Так вот, дорогой мой Главкон, это уподобление следует применить ко всему, что было сказано ранее: область, охватываемая зрением, подобна тюремному жилищу, а свет от огня уподобляется в ней мощи Солнца. Восхождение и созерцание вещей, находящихся в вышине, - это подъем души в область умопостигаемого. Если ты все это допустишь, то постигнешь мою заветную мысль - коль скоро ты стремишься ее узнать, - а уж богу ведомо, верна ли она. Итак, вот что мне видится: в том, что познаваемо, идея блага - это предел, и она с трудом различима, но стоит только ее там различать, как отсюда напрашивается вывод, что именно она - причина всего правильного и прекрасного. В области видимого она порождает свет и его владыку, а в области умопостигаемого она сама - владычица, от которой зависят истина и разумение, и на нее должен взирать тот, кто хочет сознательно действовать как в частной, так и в общественной жизни.

Я согласен с тобой, насколько мне это доступно.

Тогда будь со мной заодно еще вот в чем: не удивляйся, что пришедшие ко всему этому не хотят заниматься человеческими делами; их души всегда стремятся ввысь. Да это и естественно, поскольку соответствует нарисованной выше картине.

Да, естественно.

Платон. Государство // Сочинения.

В 3 т. М., 1971. Т.3. Ч.1. С.318-319,

321-322, 324-325.

Проверьте себя!

Что такое «диалектика» и «диалектик» в понимании Платона?

2. Какие типы государства выделял Платон? Согласны ли Вы с его точкой зрения? Почему?

3. В чем заключается суть учения Платона о душе?

4. Какова платоновская классификация наук и искусств? Что является основой классификации?

5. Что представляет собой процесс познания, по мнению Платона?

6. В чем заключается основной смысл мифа о пещере?

АРИСТОТЕЛЬ

Аристотель (384-322) - древнегреческий философ и ученый-энциклопедист, основатель перипатетической школы. В 367-347 гг. - в Академии Платона, сначала как слушатель, затем - как преподаватель и равноправный член содружества философов-платоников. Годы странствий (347-334): в г. Ассе в Троаде (Малая Азия), в Митилене на о. Лесбос; с 343/342 гг. воспитатель 13-летнего Александра Македонского (вероятно, до 340 г.). Во 2-й афинский период (334-323 гг.) преподает в Ликее.

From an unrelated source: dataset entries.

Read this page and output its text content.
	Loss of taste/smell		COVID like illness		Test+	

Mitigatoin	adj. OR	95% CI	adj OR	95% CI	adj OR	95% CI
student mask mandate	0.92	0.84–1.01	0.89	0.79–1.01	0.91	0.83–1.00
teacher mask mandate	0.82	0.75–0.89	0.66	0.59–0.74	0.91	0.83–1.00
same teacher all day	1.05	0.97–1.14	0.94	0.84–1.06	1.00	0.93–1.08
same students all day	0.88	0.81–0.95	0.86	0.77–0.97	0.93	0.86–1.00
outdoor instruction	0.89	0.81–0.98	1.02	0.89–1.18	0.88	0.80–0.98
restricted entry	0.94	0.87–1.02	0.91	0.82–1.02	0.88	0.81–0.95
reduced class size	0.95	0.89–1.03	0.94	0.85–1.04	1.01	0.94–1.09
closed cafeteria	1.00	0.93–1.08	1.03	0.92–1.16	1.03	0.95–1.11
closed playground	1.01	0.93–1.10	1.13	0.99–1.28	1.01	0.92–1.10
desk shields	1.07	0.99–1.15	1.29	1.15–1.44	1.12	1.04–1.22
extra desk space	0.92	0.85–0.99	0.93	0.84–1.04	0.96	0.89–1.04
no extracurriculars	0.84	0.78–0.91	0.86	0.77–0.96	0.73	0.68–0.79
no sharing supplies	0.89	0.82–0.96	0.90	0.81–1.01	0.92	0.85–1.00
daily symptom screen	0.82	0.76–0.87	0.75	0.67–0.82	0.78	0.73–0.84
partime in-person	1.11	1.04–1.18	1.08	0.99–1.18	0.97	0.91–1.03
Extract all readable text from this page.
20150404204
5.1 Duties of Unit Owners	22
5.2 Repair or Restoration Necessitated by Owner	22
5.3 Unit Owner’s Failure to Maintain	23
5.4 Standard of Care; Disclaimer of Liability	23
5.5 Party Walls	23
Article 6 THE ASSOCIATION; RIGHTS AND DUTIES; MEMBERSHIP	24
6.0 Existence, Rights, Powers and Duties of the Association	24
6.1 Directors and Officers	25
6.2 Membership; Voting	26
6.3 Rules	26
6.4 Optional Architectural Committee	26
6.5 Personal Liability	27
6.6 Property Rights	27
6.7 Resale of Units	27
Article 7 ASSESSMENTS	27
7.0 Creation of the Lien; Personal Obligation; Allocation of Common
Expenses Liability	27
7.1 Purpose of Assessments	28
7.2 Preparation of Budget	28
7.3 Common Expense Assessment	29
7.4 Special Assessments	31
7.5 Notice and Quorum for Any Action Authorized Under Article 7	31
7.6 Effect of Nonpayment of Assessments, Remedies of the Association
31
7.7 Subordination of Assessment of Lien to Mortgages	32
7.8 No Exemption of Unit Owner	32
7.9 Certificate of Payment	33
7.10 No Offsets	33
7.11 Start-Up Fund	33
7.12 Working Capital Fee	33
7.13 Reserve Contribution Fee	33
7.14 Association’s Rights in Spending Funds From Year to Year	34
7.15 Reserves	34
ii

Основные сочинения Аристотеля - «Метафизика», «Об идеях», «О риторике, или Грил», «Категории», «Герменевтика», «Топика», «Аналитики», «О философии», «О благе», «О поэтах», «Гомеровские вопросы», «Поэтика», «Риторика», «Большая этика», «Физика», «О небе», «О возникновении и уничтожении», «Метеорология», «Евдемова этика», «Евдем», «Протрептик», «История животных», «О частях животных», «О передвижении животных», «О душе», «Политий», «Описание негреческих обычаев и установлений», «Политика», «О рождении животных», «Никомахова этика».

Философия делится Аристотелем на теоретическую (умозрительную), цель которой - знание ради знания, практическую, цель которой - знание ради деятельности, и пойетическую (творческую), цель которой - знание ради творчества. Теоретическая философия разделяется на физическую, математическую и первую («теологическую») философию. Предмет физической философии - то, что существует «отдельно» (т.е. субстанционально) и движется; математической - то, что не существует «отдельно» и неподвижно; первой, или собственно философии (также «софия»), - то, что существует «отдельно» и неподвижно. К практической философии относятся этика и политика, к пойетической - риторика и поэтика. Логика - не самостоятельная наука, а пропедевтика ко всему комплексу наук. Теоретические науки обладают ценностным приматом над практическими и пойетическими науками, первая философия - над остальными теоретическими науками.

Если у Платона методом науки была диалектика, то Аристотель низвел ее до уровня вспомогательной эвристической дисциплины, противопоставив ей в качестве строго научного метода аналитику. Высшие принципы (архе) научно-философского знания недоказуемы и познаются непосредственно интеллектуальной интуицией (нус), либо (отчасти) - путем индукции.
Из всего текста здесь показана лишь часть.